Mit der Multiplexed Intermixed CRISPR Droplets, oder kurz MIC-Drop, -Methode, die Randall Petersons Gruppe von der University of Utah erfand, könnte zukünftig aber eine Spritze genügen, um breitangelegte CRISPR-Screenings durchzuführen. Mit MIC-Drop ist es möglich, in nur einem Transfek­tionsansatz viele verschiedene gRNAs an Zebra­bärblinge zu verabreichen und jede einzelne davon einem phänotypisch auffälligen Fisch zuzuordnen.

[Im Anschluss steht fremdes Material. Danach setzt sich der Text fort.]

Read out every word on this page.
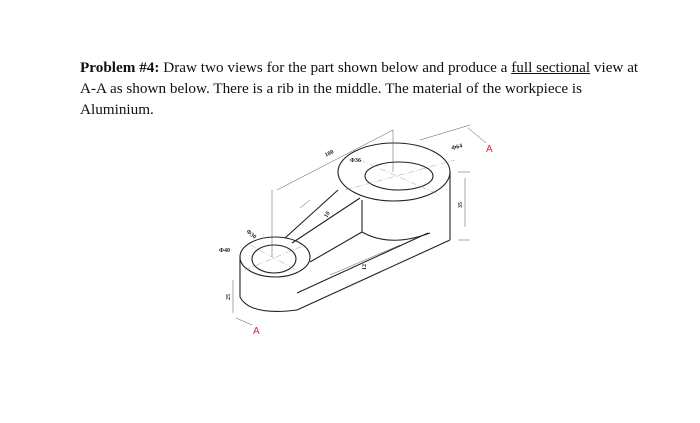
Problem #4: Draw two views for the part shown below and produce a full sectional view at A-A as shown below. There is a rib in the middle. The material of the workpiece is Aluminium.
100
Φ64
Φ36
Φ30
Φ40
35
25
10
12
A
A
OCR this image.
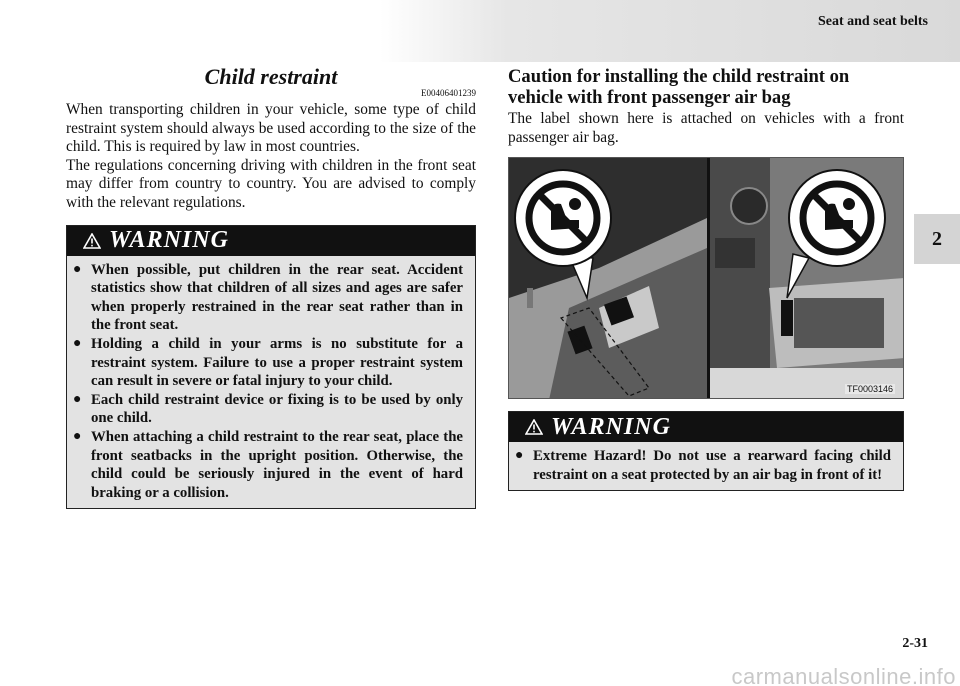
Seat and seat belts
2
Child restraint
E00406401239

When transporting children in your vehicle, some type of child restraint system should always be used according to the size of the child. This is required by law in most countries.

The regulations concerning driving with children in the front seat may differ from country to country. You are advised to comply with the relevant regulations.

WARNING
● When possible, put children in the rear seat. Accident statistics show that children of all sizes and ages are safer when properly restrained in the rear seat rather than in the front seat.
● Holding a child in your arms is no substitute for a restraint system. Failure to use a proper restraint system can result in severe or fatal injury to your child.
● Each child restraint device or fixing is to be used by only one child.
● When attaching a child restraint to the rear seat, place the front seatbacks in the upright position. Otherwise, the child could be seriously injured in the event of hard braking or a collision.
Caution for installing the child restraint on vehicle with front passenger air bag

The label shown here is attached on vehicles with a front passenger air bag.

TF0003146
WARNING
● Extreme Hazard! Do not use a rearward facing child restraint on a seat protected by an air bag in front of it!
2-31
carmanualsonline.info
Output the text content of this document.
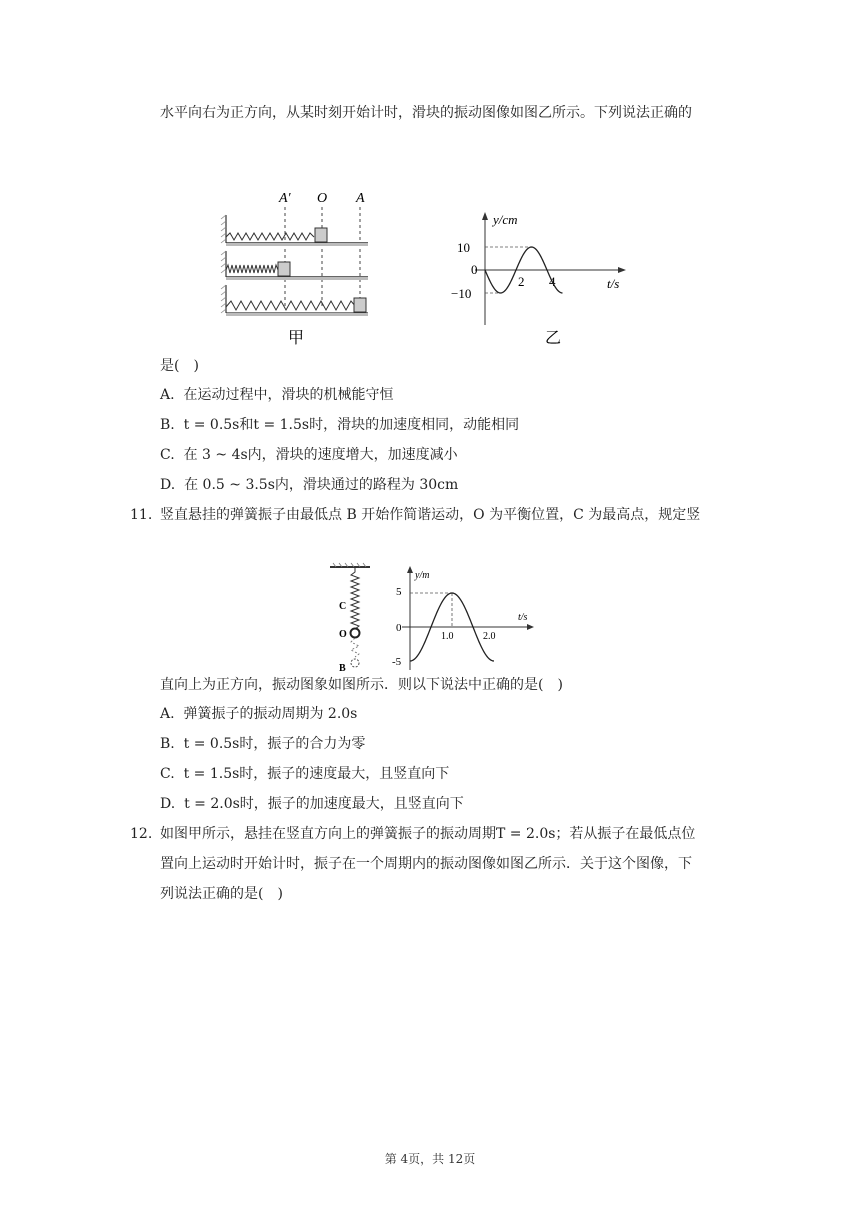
水平向右为正方向，从某时刻开始计时，滑块的振动图像如图乙所示。下列说法正确的
A′ O A
甲
y/cm
t/s
10
0
−10
2 4
乙
是(　)
A. 在运动过程中，滑块的机械能守恒
B. t = 0.5s和t = 1.5s时，滑块的加速度相同，动能相同
C. 在 3 ~ 4s内，滑块的速度增大，加速度减小
D. 在 0.5 ~ 3.5s内，滑块通过的路程为 30cm
11. 竖直悬挂的弹簧振子由最低点 B 开始作简谐运动，O 为平衡位置，C 为最高点，规定竖
C
O
B
y/m
t/s
5
0
-5
1.0	2.0
直向上为正方向，振动图象如图所示．则以下说法中正确的是(　)
A. 弹簧振子的振动周期为 2.0s
B. t = 0.5s时，振子的合力为零
C. t = 1.5s时，振子的速度最大，且竖直向下
D. t = 2.0s时，振子的加速度最大，且竖直向下
12. 如图甲所示，悬挂在竖直方向上的弹簧振子的振动周期T = 2.0s；若从振子在最低点位
置向上运动时开始计时，振子在一个周期内的振动图像如图乙所示．关于这个图像，下
列说法正确的是(　)
第 4页，共 12页
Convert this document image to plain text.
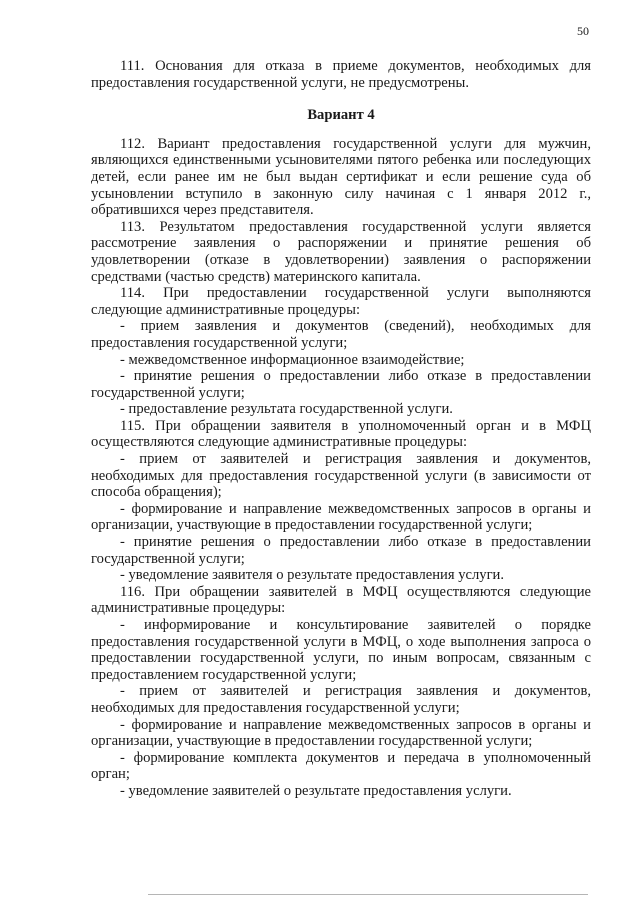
50

111. Основания для отказа в приеме документов, необходимых для предоставления государственной услуги, не предусмотрены.

Вариант 4

112. Вариант предоставления государственной услуги для мужчин, являющихся единственными усыновителями пятого ребенка или последующих детей, если ранее им не был выдан сертификат и если решение суда об усыновлении вступило в законную силу начиная с 1 января 2012 г., обратившихся через представителя.

113. Результатом предоставления государственной услуги является рассмотрение заявления о распоряжении и принятие решения об удовлетворении (отказе в удовлетворении) заявления о распоряжении средствами (частью средств) материнского капитала.

114. При предоставлении государственной услуги выполняются следующие административные процедуры:

- прием заявления и документов (сведений), необходимых для предоставления государственной услуги;

- межведомственное информационное взаимодействие;

- принятие решения о предоставлении либо отказе в предоставлении государственной услуги;

- предоставление результата государственной услуги.

115. При обращении заявителя в уполномоченный орган и в МФЦ осуществляются следующие административные процедуры:

- прием от заявителей и регистрация заявления и документов, необходимых для предоставления государственной услуги (в зависимости от способа обращения);

- формирование и направление межведомственных запросов в органы и организации, участвующие в предоставлении государственной услуги;

- принятие решения о предоставлении либо отказе в предоставлении государственной услуги;

- уведомление заявителя о результате предоставления услуги.

116. При обращении заявителей в МФЦ осуществляются следующие административные процедуры:

- информирование и консультирование заявителей о порядке предоставления государственной услуги в МФЦ, о ходе выполнения запроса о предоставлении государственной услуги, по иным вопросам, связанным с предоставлением государственной услуги;

- прием от заявителей и регистрация заявления и документов, необходимых для предоставления государственной услуги;

- формирование и направление межведомственных запросов в органы и организации, участвующие в предоставлении государственной услуги;

- формирование комплекта документов и передача в уполномоченный орган;

- уведомление заявителей о результате предоставления услуги.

Beim MIC-Drop-Protokoll werden in den einzelnen Wells einer Mikrotiter­platte gRNAs mit der Nuklease Cas9 sowie einem spezifischem DNA-Barcode vermischt. Jedes Well enthält Moleküle von genau einer gRNA-Spezies und einen dazu­gehörigen Barcode. gRNA und Barcode sind eigenständige Moleküle und nur räumlich beisammen. Würde man die Inhalte der Wells vereinen und in einer Spritze aufziehen, ginge die eindeutige Zuordnung von gRNA und Barcode verloren – sie bleibt jedoch erhalten, wenn man den Inhalt der Wells in einen Tropfen einschließt.

Stabile Tropfenbibliothek

Nach einigem Herum­doktern mit Ölen und Detergenzien fanden die Forscher eine geeignete Rezeptur sowie einen passenden Tröpfchen­generator, mit denen sich die barcodierten CRISPR-Proben­ansätze in winzigen Tropfen einkapseln lassen. Die Tropfen tauschen untereinander keine Moleküle aus – selbst wenn sie eng beisammen­liegen. Sie können deshalb zu einer Bibliothek mit unzähligen gleichgroßen Tropfen zusammen­gefasst werden, die bei vier Grad Celsius mindestens einen Monat stabil bleibt. Zieht man diese Tropfen-Emulsion in eine Spritze auf, kann sie mithilfe einer Mikroinjek­tionsnadel in einzellige Zebra­bärblings-Embryonen injiziert werden, wobei ein Tropfen pro Embryo genügt – drei Mikroliter der Flüssigkeit enthalten genügend Tropfen für 300 Embryonen.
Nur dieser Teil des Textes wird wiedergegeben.